We describe a 75-year-old male patient who developed a general syndrome, with a fever of 39 degrees C, weight loss, and cervical pain, during the month following a urological procedure. The presence of positive blood cultures for Enterococcus faecalis, aortic vegetations, and severe aortic regurgitation observed with echocardiogram confirmed the diagnosis of infective endocarditis (IE). Magnetic resonance imaging of the spinal cord showed significant erosion and irregularities of the odontoid apophysis, with hyperintensity of bone marrow in T2-weighted images because of edema and inflammation.

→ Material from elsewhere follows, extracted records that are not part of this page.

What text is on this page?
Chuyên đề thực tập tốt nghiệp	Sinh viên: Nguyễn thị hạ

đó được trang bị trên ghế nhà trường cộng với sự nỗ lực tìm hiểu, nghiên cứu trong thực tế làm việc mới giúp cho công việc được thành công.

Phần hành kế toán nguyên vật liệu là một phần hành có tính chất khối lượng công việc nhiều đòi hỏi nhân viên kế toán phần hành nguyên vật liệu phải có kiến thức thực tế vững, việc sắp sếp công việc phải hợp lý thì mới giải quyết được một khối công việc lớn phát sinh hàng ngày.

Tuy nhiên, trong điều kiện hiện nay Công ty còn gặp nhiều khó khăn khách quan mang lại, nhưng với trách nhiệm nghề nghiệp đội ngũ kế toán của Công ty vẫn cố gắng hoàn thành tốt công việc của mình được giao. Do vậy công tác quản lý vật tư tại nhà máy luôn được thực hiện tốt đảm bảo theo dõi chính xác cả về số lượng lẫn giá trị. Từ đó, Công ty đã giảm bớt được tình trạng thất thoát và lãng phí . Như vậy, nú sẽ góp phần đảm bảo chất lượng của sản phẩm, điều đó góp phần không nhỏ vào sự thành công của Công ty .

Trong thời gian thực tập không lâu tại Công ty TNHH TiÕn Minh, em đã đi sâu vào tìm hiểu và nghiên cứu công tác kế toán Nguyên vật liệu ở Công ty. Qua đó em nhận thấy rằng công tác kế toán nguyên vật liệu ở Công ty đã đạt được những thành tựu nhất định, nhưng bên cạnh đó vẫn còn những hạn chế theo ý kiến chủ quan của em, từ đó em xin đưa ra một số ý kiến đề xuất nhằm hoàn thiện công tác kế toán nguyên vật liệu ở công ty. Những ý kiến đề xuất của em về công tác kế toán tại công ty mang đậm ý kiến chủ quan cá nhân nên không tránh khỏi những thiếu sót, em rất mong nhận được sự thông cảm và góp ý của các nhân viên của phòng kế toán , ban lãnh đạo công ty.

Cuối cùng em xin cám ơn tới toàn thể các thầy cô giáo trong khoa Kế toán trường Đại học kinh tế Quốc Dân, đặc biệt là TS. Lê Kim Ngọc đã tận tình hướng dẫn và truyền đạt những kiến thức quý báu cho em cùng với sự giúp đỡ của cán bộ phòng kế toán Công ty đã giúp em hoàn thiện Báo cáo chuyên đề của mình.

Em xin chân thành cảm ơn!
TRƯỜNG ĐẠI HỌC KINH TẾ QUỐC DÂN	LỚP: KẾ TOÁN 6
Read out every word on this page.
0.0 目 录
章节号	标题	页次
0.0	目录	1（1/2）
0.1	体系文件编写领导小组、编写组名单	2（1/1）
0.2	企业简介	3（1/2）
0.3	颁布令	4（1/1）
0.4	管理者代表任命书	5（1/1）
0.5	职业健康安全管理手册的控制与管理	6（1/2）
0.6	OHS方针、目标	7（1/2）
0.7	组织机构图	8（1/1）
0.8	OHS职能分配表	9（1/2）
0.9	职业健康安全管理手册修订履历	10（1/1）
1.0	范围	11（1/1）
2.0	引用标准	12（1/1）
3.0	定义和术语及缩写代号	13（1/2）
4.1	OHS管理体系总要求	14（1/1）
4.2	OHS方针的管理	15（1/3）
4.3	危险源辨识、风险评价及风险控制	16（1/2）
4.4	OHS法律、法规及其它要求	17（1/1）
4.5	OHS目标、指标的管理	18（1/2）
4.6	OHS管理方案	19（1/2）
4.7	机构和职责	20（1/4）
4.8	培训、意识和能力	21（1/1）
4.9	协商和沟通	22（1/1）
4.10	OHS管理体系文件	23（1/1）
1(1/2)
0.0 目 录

These findings suggested an infective necrosis of the odontoid apophysis. Despite the common occurrence of rheumatologic manifestations in IE, with prevalence rates of 25% to 44%, spondylodiscitis is rarely observed (5%-13%). The lumbar region is the most commonly involved. We found only one other reported case of cervical spondylodiscitis. The case we describe is the first report of septic necrosis of the odontoid apophysis associated with IE.

译文

我们描述了一名75岁的男性患者,该患者在泌尿外科手术后的一个月内出现了一般综合征,发热39摄氏度,体重减轻和宫颈疼痛。超声心动图观察到粪肠球菌,主动脉植被和严重的主动脉反流的阳性血培养物证实了感染性心内膜炎 (IE) 的诊断。脊髓的磁共振成像显示出齿状突突的明显侵蚀和不规则,由于水肿和炎症,T2-weighted图像中的骨髓强度高。这些发现表明齿状突突的感染性坏死。尽管IE中常见的风湿病表现,患病率为25% 至44%,但很少观察到椎间盘炎 (5%-13%)。腰部是最常见的累及部位。我们只发现了另外一例颈椎炎病例。我们描述的病例是与IE相关的齿状突突的败血性坏死的首次报道。